Children are taught letter sounds by thinking about what sound a word starts with, saying the sound out loud and then recognizing how that sound is represented by a letter(s). Children see a letter and then say the sound it represents out loud. (decoding)

Next children need to go from saying the individual sounds of each letter, to being able to blend the sounds and say the whole word. This can be a big step for many children and takes time. While they are learning to say the sounds of letters out loud, they earn to write letters (encoding). They are taught where they need to start with each letter and how the letters need to be formed.

In the beginning there is a focus on reading/decoding three-letter words that have a consonant, vowel, consonant pattern (CVC words). Often, they will be given letter cards to put together to make CVC words which they will be asked to say out loud.

Children learn about consonant digraphs ( two consonants that make one sound) such as ch, ck, sh, th, wh, ph and use these sounds in words such as chin, ship, thin, whit.

In first grade, children learn about consonant blends: two consonants together in a word, such br, cl, st, lk.
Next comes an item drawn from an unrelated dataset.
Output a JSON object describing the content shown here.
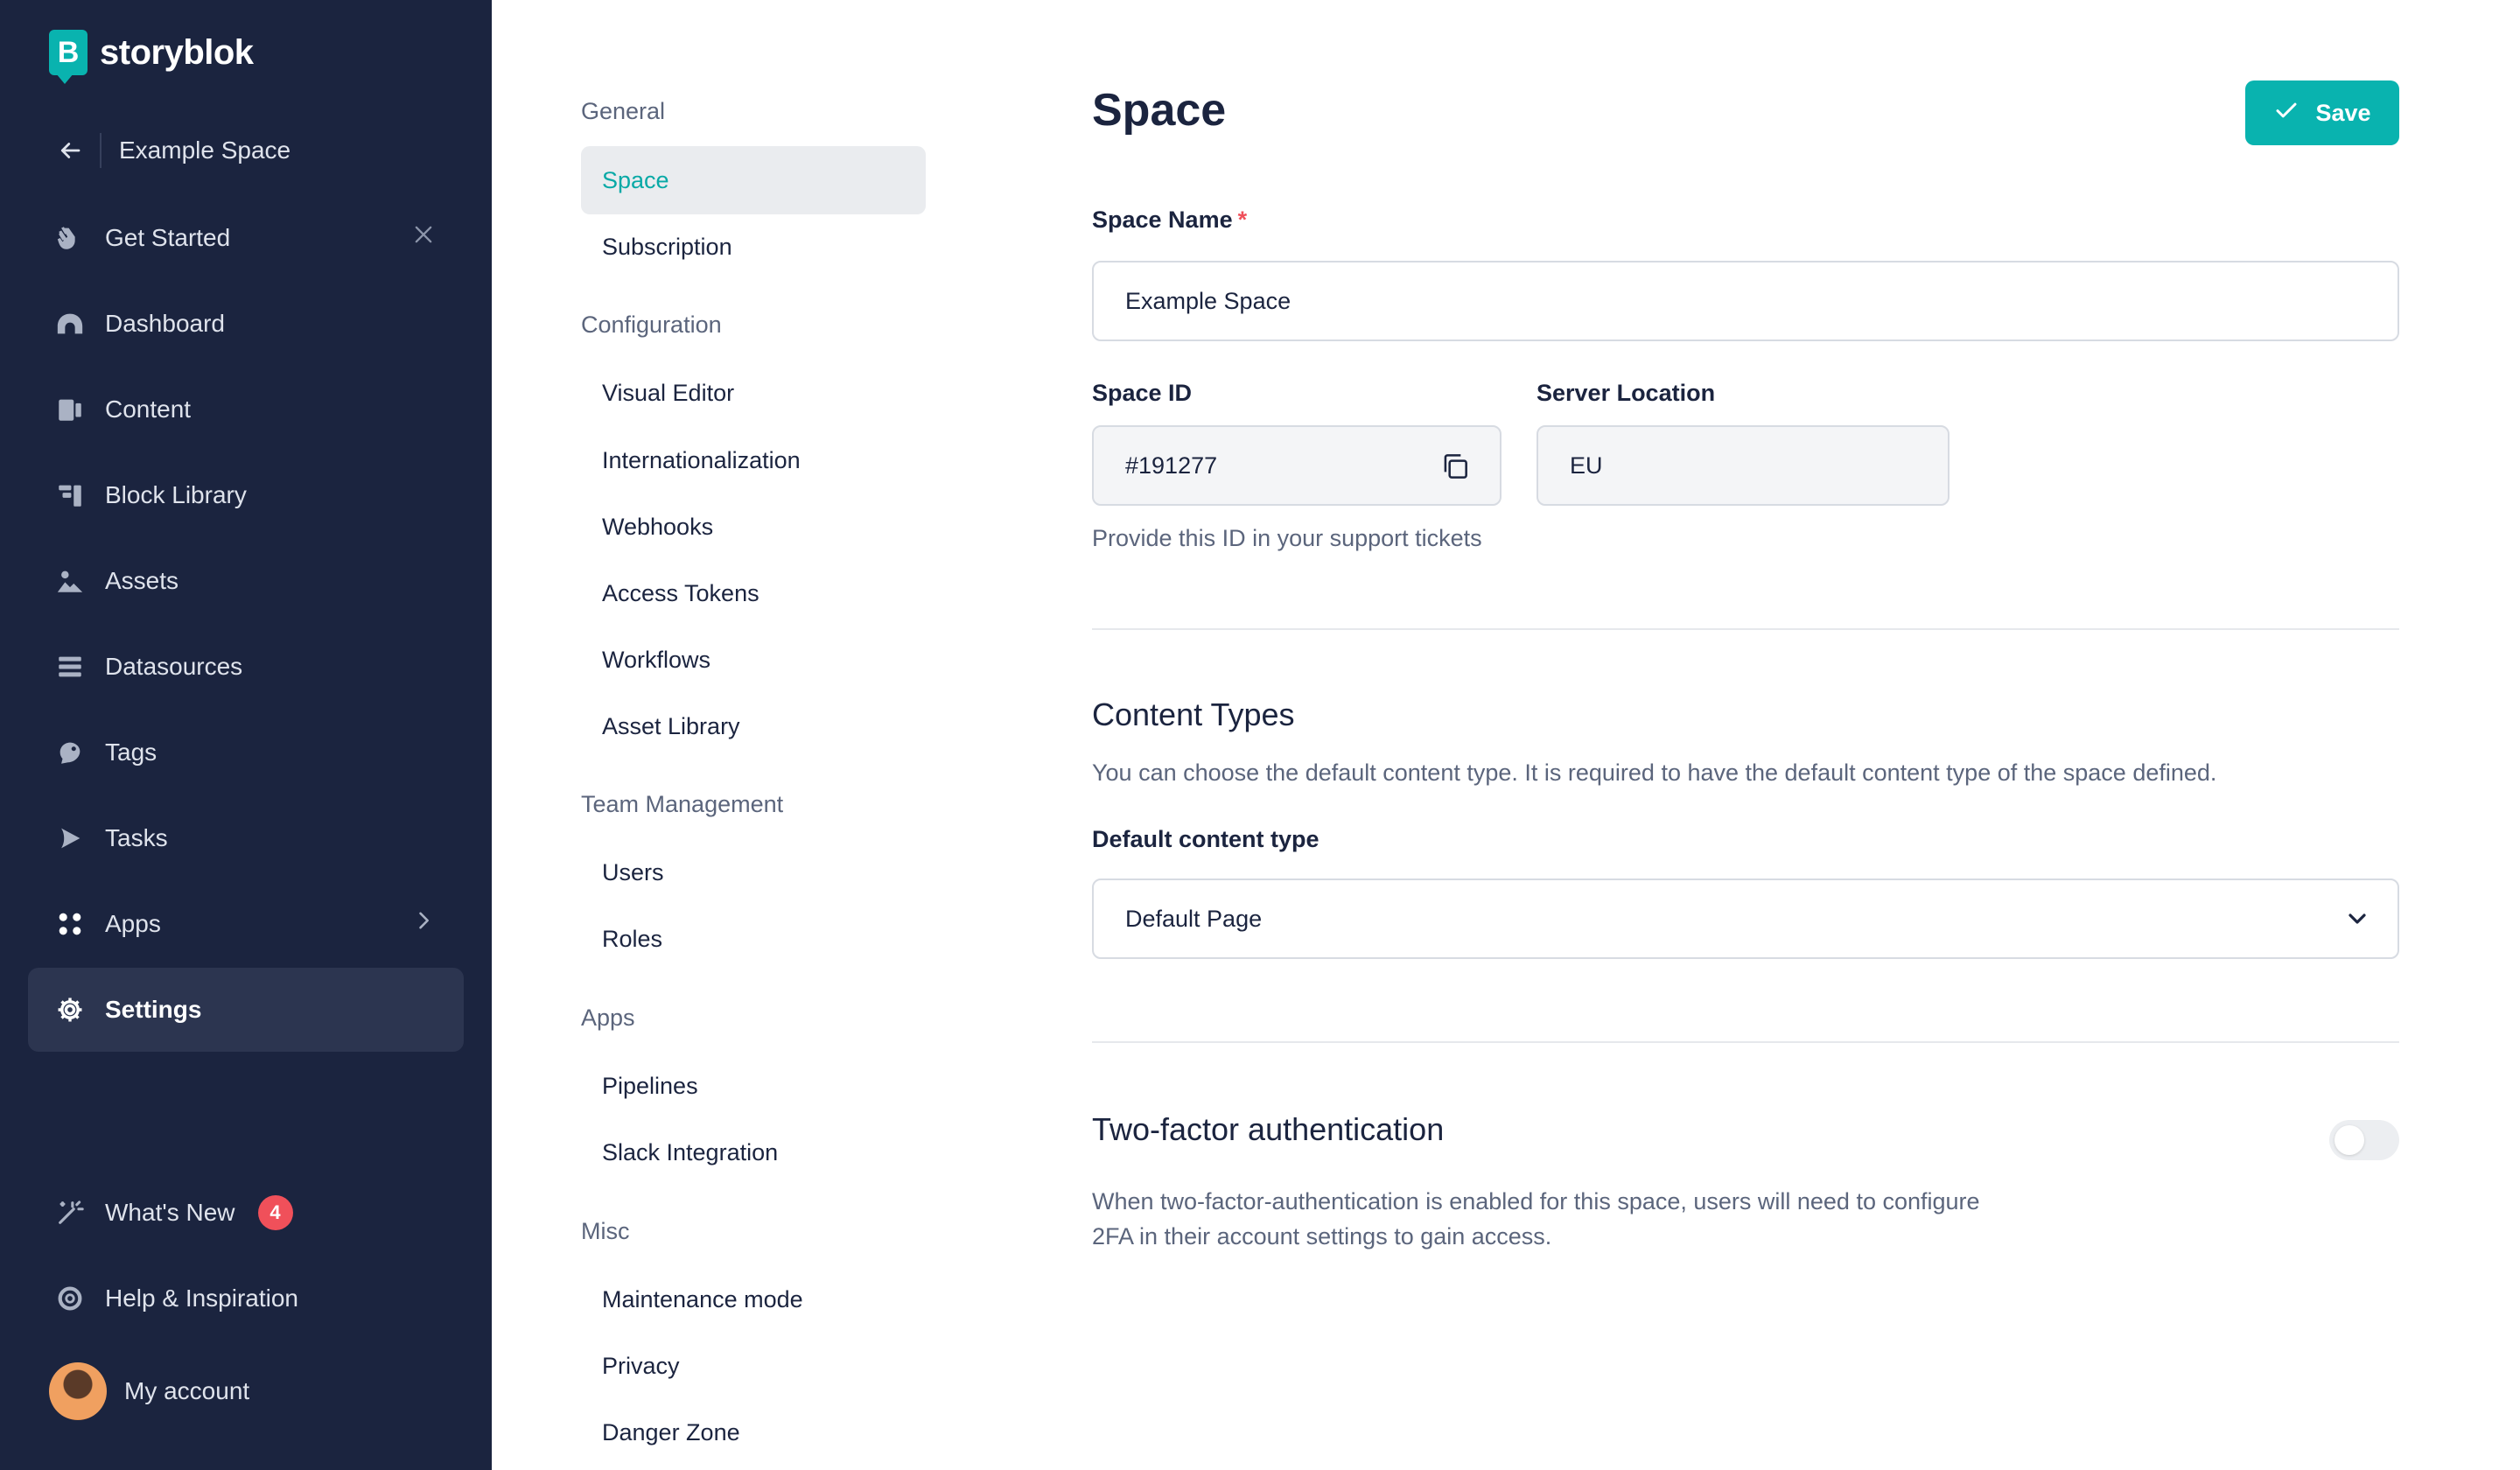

They learn to read words with CCVC words (consonant, consonant, vowel, consonant) such as trap, stop, plan. They will also read a range of CVCC words (consonant, vowel, consonant, consonant) such as milk, fast, cart.

Next they are taught the vowel-consonant-e pattern in which the vowel says its name and the "e" is silent and apply the pattern to decoding words such as safe, Pete, pine, nose, and rule.

Later they are also taught about vowel digraphs: (two vowels that make one sound) such as ai, ay, ee, ie, oa, ui. Examples: paid, way, jeep, pie, road, suit

As children are learning to decode (read) words, they continue to practice forming letters and work on spelling (encoding) words. Children start to produce their own short pieces of writing spelling the patterns taught the "dictionary way".

Reading many texts (books, magazines, etc) as often as possible will support children in their learning to reading and spell for a purpose (entertainment, learning information).